Addirittura la goccia che ha fatto scattare una imponente accelerazione di indagini di anni, ma forse lente, di routine. Quel gesto d’arroganza mafiosa, la reazione della gente dell’immenso quartiere, le analisi giornalistiche sulle scorribande di capi e gregari, un esercito criminale che agiva praticamente indisturbato hanno acceso i riflettori su una realtà insopportabile. 

La ragnatela delle sale gioco, centri d’ogni genere di traffici, è stata colpita. Gli occhi elettronici, una selva, piazzati dagli Spada per vigilare sulle mosse delle forze dell’ordine sono stati smantellati, resi ciechi, a dimostrazione che quell’arroganza di possesso del territorio andava spezzata senza altri indugi. Intercettazioni ambientali e telefoniche forniscono materiale di prova sui metodi usati. 

E così, si rileva dalla lettura dell’ordinanza di custodia cautelare, numerosi testimoni di giustizia hanno offerto, anche qui per la prima volta, uno spaccato di dettagli allucinanti sul potere intimidatorio del clan. Un clan che si è fatto largo tra attentati delle famiglie rivali, protagoniste di una guerra infinita per il predominio sui business illegali: Carmine è scampato a tre agguati omicidi, ma non li ha denunciati. “Romoletto”, “Maciste”, “Il nego”, “Zobba”, “Macistino”, soprannomi e nomignoli che riecheggiano il vezzo malavitoso che ritroviamo nei protagonisti della banda della Magliana, alla quale molte delle gesta possono in qualche modo ricondursi. 
Prima tra tutto il controllo del territorio con la violenza e la intimidazione, un controllo asfissiante che ha portato Ostia a una condizione di degrado diffuso e umiliante, il mare sequestrato e controllato a vista, un muro di cinta per chilometri, invalicabile per i cittadini, gli stabilimenti (certo non tutti) imprigionati nella morsa delle leggi del più forte, in una condizione di illegalità diffusa e sopportata in mancanza di riscossa sociale e istituzionale. 
E’ un quartiere di gente perbene, lavoratori, tenuti loro malgrado in una maglia vischiosa e paralizzante.
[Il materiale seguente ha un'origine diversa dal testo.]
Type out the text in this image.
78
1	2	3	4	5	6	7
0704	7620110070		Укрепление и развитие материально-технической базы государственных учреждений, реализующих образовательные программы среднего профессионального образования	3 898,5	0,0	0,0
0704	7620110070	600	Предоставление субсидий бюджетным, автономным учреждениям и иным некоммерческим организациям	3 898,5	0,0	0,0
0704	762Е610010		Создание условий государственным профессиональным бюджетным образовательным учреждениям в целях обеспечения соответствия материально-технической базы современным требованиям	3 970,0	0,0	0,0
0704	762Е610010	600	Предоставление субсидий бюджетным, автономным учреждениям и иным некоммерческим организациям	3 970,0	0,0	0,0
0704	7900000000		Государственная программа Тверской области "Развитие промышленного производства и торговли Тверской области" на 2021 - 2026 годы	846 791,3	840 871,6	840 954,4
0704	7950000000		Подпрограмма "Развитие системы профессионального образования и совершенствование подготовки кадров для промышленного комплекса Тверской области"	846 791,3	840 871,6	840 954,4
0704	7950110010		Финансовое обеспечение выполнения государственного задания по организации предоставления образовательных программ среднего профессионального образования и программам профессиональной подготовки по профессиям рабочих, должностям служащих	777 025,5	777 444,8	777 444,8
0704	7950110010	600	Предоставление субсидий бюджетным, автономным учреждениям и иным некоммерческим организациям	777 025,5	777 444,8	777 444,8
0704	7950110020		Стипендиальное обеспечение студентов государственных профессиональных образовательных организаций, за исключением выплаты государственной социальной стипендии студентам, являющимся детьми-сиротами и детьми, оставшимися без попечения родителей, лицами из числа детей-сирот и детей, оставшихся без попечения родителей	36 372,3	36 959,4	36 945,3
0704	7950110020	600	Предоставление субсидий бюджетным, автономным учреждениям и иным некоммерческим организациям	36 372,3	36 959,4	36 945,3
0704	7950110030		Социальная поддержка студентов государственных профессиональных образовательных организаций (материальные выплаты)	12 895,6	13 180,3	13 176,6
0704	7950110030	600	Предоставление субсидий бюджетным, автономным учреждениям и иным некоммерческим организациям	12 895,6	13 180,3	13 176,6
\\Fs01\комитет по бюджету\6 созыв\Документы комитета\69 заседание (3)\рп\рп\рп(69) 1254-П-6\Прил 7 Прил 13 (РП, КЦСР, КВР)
Ostia, il suo mare, la sua economia emarginata, le sue potenzialità di riscatto, meritano un impegno straordinario, massiccio, pieno di progetti di sviluppo turistico e imprenditoriale. 

Un piano di largo respiro al quale la politica, non priva di responsabilità e di numerose omissioni per il passato, deve contribuire con la forza della determinazione. 
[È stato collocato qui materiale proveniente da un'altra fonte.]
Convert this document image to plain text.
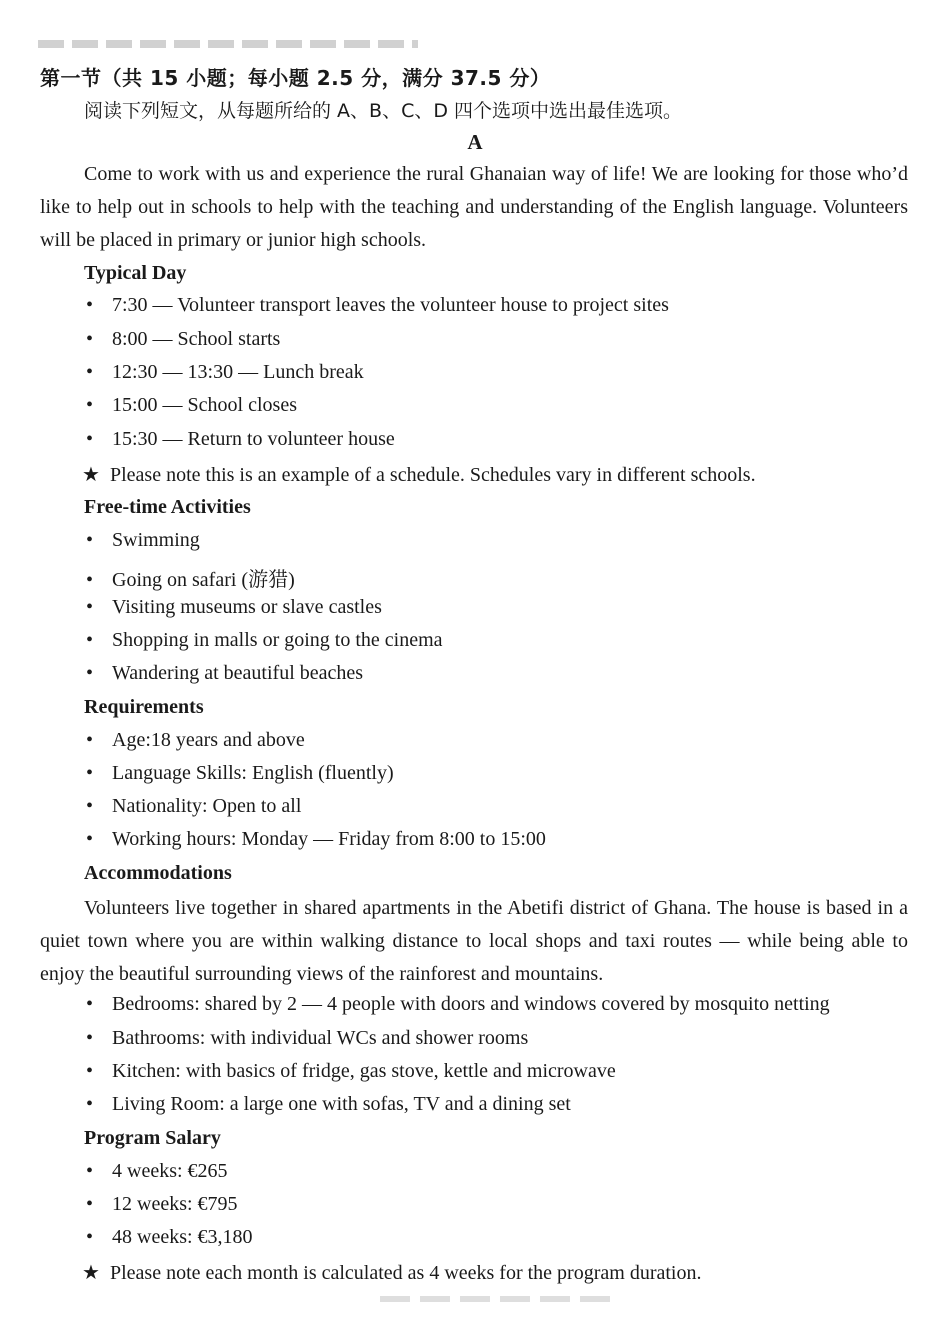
第一节（共 15 小题；每小题 2.5 分，满分 37.5 分）
阅读下列短文，从每题所给的 A、B、C、D 四个选项中选出最佳选项。
A

Come to work with us and experience the rural Ghanaian way of life! We are looking for those who’d like to help out in schools to help with the teaching and understanding of the English language. Volunteers will be placed in primary or junior high schools.

Typical Day
• 7:30 — Volunteer transport leaves the volunteer house to project sites
• 8:00 — School starts
• 12:30 — 13:30 — Lunch break
• 15:00 — School closes
• 15:30 — Return to volunteer house
★ Please note this is an example of a schedule. Schedules vary in different schools.
Free-time Activities
• Swimming
• Going on safari (游猎)
• Visiting museums or slave castles
• Shopping in malls or going to the cinema
• Wandering at beautiful beaches
Requirements
• Age:18 years and above
• Language Skills: English (fluently)
• Nationality: Open to all
• Working hours: Monday — Friday from 8:00 to 15:00
Accommodations

Volunteers live together in shared apartments in the Abetifi district of Ghana. The house is based in a quiet town where you are within walking distance to local shops and taxi routes — while being able to enjoy the beautiful surrounding views of the rainforest and mountains.

• Bedrooms: shared by 2 — 4 people with doors and windows covered by mosquito netting
• Bathrooms: with individual WCs and shower rooms
• Kitchen: with basics of fridge, gas stove, kettle and microwave
• Living Room: a large one with sofas, TV and a dining set
Program Salary
• 4 weeks: €265
• 12 weeks: €795
• 48 weeks: €3,180
★ Please note each month is calculated as 4 weeks for the program duration.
Il ripristino della legalità, strada ancora lunga e accidentata, è condizione indispensabile ma non unica. Il governo della città in prima linea deve trovare con urgenza le idee e le risorse per collegare Ostia al centro della Capitale, anche sul piano dei trasporti, della viabilità, dei collegamenti. 
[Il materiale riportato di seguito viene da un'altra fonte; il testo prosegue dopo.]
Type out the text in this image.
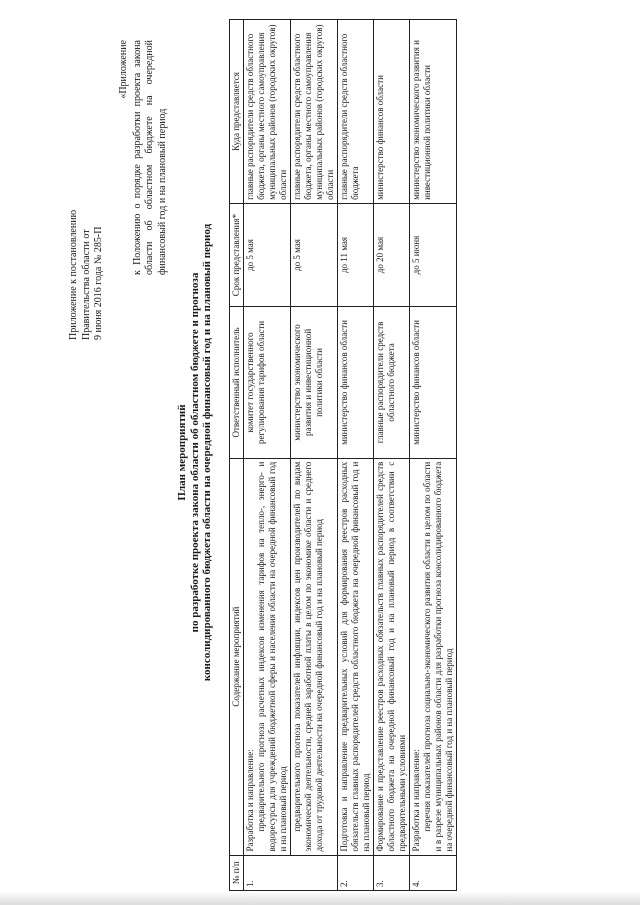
Приложение к постановлению Правительства области от 9 июня 2016 года № 285-П
«Приложение к Положению о порядке разработки проекта закона области об областном бюджете на очередной финансовый год и на плановый период
План мероприятий по разработке проекта закона области об областном бюджете и прогноза консолидированного бюджета области на очередной финансовый год и на плановый период
№ п/п	Содержание мероприятий	Ответственный исполнитель	Срок представления*	Куда представляется
1.	Разработка и направление: предварительного прогноза расчетных индексов изменения тарифов на тепло-, энерго- и водоресурсы для учреждений бюджетной сферы и населения области на очередной финансовый год и на плановый период	комитет государственного регулирования тарифов области	до 5 мая	главные распорядители средств областного бюджета, органы местного самоуправления муниципальных районов (городских округов) области

	предварительного прогноза показателей инфляции, индексов цен производителей по видам экономической деятельности, средней заработной платы в целом по экономике области и среднего дохода от трудовой деятельности на очередной финансовый год и на плановый период	министерство экономического развития и инвестиционной политики области	до 5 мая	главные распорядители средств областного бюджета, органы местного самоуправления муниципальных районов (городских округов) области
2.	Подготовка и направление предварительных условий для формирования реестров расходных обязательств главных распорядителей средств областного бюджета на очередной финансовый год и на плановый период	министерство финансов области	до 11 мая	главные распорядители средств областного бюджета
3.	Формирование и представление реестров расходных обязательств главных распорядителей средств областного бюджета на очередной финансовый год и на плановый период в соответствии с предварительными условиями	главные распорядители средств областного бюджета	до 20 мая	министерство финансов области
4.	Разработка и направление: перечня показателей прогноза социально-экономического развития области в целом по области и в разрезе муниципальных районов области для разработки прогноза консолидированного бюджета на очередной финансовый год и на плановый период	министерство финансов области	до 5 июня	министерство экономического развития и инвестиционной политики области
Deve ricevere ciò che le spetta per poter uscire da un lungo e doloroso isolamento, ciò che ha consentito ad alcune bande criminali di farne una piccola Medellin. 
All’azione di sradicamento dei clan, avviata con precisione chirurgica, deve seguire con immediatezza un’attività culturale diffusa, da fondare e rifondare, là dove persino le palestre erano appannaggio esclusivo degli Spada, vanno riportate attività legali, create biblioteche, centri ricreativi. E’ una scommessa importante e tuttavia ineludibile: la classe politica nel suo insieme ha il compito di scendere in campo attraverso una progettualità economica a largo raggio. 

Il muro che divide Ostia dalla Capitale deve cadere, nel senso più ampio del termine. Gli abitanti del quartiere che è grande come una città sono pronti. E chi ne ha il governo pure?